There has been such a surging demand for local university places in Singapore that there will be a fourth university in the pipeline to cater to the demand, and it will be an university offering an alternative mix of subjects and curriculum like soft science, arts, etc although details have not been firmed up.

The red-hot demand for a university education in Singapore is understandable as more and more of its citizens; especially the younger ones are degree-holders. A large proportion of Singaporeans without degrees are continuing their further studies to a bachelor degree through part-time study in, long distance learning with the public and private universities.

The reason for this trend is the belief a degree will earn you more pay, or rather a higher academic qualification will earn you a higher pay.
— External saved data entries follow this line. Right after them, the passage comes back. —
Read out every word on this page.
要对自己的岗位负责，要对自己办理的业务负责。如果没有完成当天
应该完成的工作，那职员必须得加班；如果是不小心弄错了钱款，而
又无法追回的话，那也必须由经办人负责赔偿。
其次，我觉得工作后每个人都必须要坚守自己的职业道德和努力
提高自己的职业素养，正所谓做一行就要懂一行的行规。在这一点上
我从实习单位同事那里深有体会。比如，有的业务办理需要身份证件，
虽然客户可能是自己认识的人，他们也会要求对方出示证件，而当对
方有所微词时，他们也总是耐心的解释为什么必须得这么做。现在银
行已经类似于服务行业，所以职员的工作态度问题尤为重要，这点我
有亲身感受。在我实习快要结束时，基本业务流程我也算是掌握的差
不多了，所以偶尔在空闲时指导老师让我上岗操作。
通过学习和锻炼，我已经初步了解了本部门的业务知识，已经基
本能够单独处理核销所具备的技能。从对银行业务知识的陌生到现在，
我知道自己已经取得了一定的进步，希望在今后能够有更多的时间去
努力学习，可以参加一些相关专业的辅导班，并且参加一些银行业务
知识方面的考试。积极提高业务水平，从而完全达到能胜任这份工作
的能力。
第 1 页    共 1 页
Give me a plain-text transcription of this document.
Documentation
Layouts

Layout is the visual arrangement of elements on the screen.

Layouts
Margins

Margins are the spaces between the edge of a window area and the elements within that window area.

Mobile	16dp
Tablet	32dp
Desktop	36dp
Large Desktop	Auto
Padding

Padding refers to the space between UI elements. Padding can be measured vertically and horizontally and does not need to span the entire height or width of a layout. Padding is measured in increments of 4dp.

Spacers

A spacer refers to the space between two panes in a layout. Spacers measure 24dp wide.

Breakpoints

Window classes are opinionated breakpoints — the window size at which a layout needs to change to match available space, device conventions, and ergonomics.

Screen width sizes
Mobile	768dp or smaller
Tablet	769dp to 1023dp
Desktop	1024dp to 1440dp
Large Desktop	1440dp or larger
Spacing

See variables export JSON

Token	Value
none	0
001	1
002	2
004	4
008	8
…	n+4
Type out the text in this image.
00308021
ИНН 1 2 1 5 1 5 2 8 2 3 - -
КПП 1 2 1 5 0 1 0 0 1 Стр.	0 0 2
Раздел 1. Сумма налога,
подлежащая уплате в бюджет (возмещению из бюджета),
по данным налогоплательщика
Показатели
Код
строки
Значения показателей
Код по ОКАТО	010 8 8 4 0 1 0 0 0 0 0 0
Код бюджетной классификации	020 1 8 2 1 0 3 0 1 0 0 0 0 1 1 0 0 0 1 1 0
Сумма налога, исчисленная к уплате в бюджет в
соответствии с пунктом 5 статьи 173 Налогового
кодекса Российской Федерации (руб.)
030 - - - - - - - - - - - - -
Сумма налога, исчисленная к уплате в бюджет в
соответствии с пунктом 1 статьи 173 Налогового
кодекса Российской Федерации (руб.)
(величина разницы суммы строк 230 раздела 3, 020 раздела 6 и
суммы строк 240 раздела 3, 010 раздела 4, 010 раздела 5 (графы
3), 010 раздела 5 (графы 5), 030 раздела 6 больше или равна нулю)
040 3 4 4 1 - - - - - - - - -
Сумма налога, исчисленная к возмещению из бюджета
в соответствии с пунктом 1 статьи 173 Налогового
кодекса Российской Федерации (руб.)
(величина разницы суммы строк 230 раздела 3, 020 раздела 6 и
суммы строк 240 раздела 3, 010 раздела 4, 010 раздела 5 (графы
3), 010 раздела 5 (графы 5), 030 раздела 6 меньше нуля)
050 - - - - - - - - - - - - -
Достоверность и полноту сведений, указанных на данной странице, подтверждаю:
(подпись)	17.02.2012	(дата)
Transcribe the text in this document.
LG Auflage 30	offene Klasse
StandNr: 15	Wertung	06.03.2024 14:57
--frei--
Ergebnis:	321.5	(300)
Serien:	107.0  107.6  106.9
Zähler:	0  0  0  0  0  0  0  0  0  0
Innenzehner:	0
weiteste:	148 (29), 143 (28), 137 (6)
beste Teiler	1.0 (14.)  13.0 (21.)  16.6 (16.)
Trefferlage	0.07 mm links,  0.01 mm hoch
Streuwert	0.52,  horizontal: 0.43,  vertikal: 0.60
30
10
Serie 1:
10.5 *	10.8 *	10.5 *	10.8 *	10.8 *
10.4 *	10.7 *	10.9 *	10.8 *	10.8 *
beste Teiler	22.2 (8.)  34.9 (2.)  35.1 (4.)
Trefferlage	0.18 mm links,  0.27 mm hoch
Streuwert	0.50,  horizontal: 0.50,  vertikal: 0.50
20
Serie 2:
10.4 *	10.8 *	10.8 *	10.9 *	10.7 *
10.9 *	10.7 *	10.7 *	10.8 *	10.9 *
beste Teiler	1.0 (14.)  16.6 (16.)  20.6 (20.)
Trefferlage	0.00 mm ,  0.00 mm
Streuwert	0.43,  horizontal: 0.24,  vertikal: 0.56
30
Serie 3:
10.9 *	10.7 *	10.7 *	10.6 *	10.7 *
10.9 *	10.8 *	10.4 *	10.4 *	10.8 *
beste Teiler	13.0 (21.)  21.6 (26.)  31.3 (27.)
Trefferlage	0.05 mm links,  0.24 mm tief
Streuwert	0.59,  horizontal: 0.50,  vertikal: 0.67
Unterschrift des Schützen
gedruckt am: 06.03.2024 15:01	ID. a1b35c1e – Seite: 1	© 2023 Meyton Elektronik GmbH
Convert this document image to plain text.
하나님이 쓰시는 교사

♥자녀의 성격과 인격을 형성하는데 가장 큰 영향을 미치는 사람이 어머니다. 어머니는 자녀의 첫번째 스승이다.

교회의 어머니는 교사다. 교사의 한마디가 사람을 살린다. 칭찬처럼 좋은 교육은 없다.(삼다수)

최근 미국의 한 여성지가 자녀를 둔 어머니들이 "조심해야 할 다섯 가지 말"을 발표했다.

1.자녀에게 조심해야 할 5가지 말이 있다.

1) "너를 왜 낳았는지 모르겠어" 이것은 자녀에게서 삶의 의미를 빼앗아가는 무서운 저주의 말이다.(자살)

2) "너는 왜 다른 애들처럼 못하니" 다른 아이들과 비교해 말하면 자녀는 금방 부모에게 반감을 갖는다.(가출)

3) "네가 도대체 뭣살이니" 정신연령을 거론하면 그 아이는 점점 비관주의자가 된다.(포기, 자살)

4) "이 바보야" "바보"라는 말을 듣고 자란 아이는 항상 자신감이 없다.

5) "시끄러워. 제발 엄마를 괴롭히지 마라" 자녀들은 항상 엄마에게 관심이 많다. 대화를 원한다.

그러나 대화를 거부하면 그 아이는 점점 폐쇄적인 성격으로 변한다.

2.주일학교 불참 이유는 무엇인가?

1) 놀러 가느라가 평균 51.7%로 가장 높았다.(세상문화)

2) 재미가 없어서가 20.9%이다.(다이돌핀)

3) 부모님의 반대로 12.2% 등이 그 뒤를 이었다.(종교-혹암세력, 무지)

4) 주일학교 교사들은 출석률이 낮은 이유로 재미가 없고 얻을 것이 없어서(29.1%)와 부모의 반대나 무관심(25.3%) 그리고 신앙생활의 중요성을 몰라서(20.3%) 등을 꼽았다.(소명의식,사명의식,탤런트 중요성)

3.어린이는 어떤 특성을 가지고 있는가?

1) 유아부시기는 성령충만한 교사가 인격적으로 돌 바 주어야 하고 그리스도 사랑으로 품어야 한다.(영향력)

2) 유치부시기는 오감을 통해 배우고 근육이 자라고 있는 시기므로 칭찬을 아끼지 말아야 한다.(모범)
In the recent years, many degree-holders are already on their way to further advancing their education to a Masters or a Ph.d. MBAs are the hot favourites though they can be costly too.

It is important not to be blinded by the chase for such higher degrees such as MBAs and splurge thousands of dollars to obtain these degrees, only to find that these higher degrees may not benefit one professionally ultimately. It is not common to hear stories of people with a MBA degree jobless or getting lesser pay than expected.

To a certain degree, yes, a higher academic qualification will stand one in good stead in demanding a better pay. It is common for Singapore’s Civil service to peg the pays of its officers with good degrees (such as First Class and Second Class Upper Honours) with higher starting pays than the other degrees or lower qualifications. And who can forget the scholars in Civil Service, who are blessed people, with charmed lives as they have a fast-tracked (‘parachuted’ is the term to use) career? Successful lawyers and medical professionals also earn millions annually.

But as discussed above, is just one half of the equation. There is the other half of the equation to look at.

First the statistics: 66,000 millionaires in Singapore and growing! Another tell tale sign: Advertisements after advertisements run on newspapers daily in these recent years featuring entrepreneurs running forums to teach others the skills to make the first millions towards financial freedom. Yes, more Singaporeans are getting hyper-rich and even many more are learning from the 666,000 people who have made it.

It is obvious that not all of these 666,000 millionaires are people who had sterling academic records; however they had fared much better (in pay) than their counterparts with higher academic qualifications.

Thus, it is not always true that higher academic qualifications will necessary lead to higher pays. The most important thing to achieve high pays and financial freedom is to do something you like and excel in it and most often than not, do not be an employee or be one employee but one who can command passive income too through investing, etc.

In fact, I know of many friends who did not do so well in schools now zapping the streets of Singapore in Mercedes, commanding pays exceeding $20,000 per month all at a young age.

Sometimes, a higher qualification can act as a comfort zone to people, preventing them from venturing out to be an entrepreneur for there are many things to lose if they were to fail.

Sometimes, a dose of luck and perseverance are critical to success too for out of 100 entrepreneurs starting out, 90 would fail.